Second, the HITRUST CyberVision Program is the first real-time situational awareness and threat assessment tool tailored to the healthcare industry. It can automatically notify healthcare organizations and information security vendors of the emerging cyber-threats for which a counter measure is not available.
And third, the HITRUST Cyber Discovery Study, which was undertaken to enable a better understanding and accurately identify attack patterns and persistence, as well as the magnitude and sophistication of specific threats across enterprises. Participants will benefit from access to highly sophisticated collection and analysis tools and resources to provide detailed information regarding cyber-events and threats within their environment.
Q: What are the biggest security challenges, from your point of view? What threats keep you up at night?
A: When we consider hacktivists, cybercriminals and nation-state threats, it's critical to bolster your security program because the truth is, you're only as strong as your weakest link. Third-party partners have access to our environment; and while we know they have signed BAAs with us, we can't be certain what their risk environment looks like. If a partner goes through the third-party certification with HITRUST, we're able to be more confident our organization's security posture isn't eroded, since we know our partners also meet CSF security requirements.
With more healthcare entities obtaining HITRUST CSF certification, plentiful opportunities exist for third-parties to become involved – and we encourage this wholeheartedly. At the same time, we recognize that challenges exist.
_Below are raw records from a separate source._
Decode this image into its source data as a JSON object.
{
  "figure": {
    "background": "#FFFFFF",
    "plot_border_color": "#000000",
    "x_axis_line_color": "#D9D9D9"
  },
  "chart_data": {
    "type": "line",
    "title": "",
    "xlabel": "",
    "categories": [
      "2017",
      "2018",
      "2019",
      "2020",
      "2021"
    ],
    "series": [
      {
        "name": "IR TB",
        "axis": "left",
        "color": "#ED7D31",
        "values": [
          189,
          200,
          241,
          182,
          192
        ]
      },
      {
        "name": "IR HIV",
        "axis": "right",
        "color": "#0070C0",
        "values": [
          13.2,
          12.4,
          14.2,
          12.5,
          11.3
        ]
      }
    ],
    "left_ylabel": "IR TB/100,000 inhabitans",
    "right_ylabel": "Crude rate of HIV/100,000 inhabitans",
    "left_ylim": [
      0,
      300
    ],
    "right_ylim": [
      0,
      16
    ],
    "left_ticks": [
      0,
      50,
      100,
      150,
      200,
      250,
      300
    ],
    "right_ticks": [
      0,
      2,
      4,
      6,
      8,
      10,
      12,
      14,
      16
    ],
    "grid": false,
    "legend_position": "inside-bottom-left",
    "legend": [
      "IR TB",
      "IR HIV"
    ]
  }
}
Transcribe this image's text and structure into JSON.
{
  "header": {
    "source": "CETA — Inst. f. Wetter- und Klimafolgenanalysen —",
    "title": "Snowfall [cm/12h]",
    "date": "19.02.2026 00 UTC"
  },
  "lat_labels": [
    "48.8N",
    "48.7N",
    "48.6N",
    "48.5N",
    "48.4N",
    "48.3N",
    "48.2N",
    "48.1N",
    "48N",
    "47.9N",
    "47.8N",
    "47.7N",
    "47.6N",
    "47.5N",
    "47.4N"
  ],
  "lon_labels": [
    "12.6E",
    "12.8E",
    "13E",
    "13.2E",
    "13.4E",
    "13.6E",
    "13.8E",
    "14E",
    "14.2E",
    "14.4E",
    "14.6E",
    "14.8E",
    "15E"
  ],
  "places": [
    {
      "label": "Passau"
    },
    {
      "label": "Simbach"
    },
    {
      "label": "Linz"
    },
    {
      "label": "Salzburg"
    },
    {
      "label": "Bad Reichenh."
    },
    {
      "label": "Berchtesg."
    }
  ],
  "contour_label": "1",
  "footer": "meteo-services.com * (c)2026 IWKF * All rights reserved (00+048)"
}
In some instances, an organization's culture may initially be resistant to pursuing certification; but with continued encouragement from the industry (and demonstration of the value in CSF certification), we're confident potential resistance will ultimately melt away.
Q: How do you get your employees to buy into the need to keep patient data safe, to create the "culture of security" we hear so much about?
A: We obtain buy-in from employees through multiple means. The first is through extensive training (both for new employees and recurrent training for existing employees). We have numerous policies and standards, attestations and other initiatives aimed at ensuring our employees understand the organization's expectations regarding the protection of data. We conduct tabletop exercises regularly to promote a culture of security awareness, and we regularly communicate with our team members about actions that can protect data. Recently, Children's developed a program to recognize employees who demonstrate an awareness and who actively promote data security.
Q: Any advice for other CIOs or CISOs daunted by this dangerous new security threat landscape?
A: My advice for other CIOs and CISOs is simple: You can't do it alone. Use the resources available to you and partner within your organization, outside your organization, with your peers, with governmental agencies, vendors, etc. It may sound cliché, but the truth is, it takes a village.
Q: The cybersecurity landscape has changed markedly since the CSF was developed. What are other ways HITRUST has evolved along with it?
A: Because the threat environment continues to change, it's crucial healthcare organizations be nimble and adaptive. HITRUST has evolved into an even more robust cybersecurity resource and partner for organizations such as Children's Health because they continually evaluate the environment and work to share threat information to the benefit of the industry. HITRUST offers cyber-threat intelligence briefings, comprehensive cybersecurity drills/tabletop exercises and assistance in evaluating an organization's level of cybersecurity risk, to name a few. The evolution of HITRUST has helped our organization prepare more thoroughly to counter the threat environment.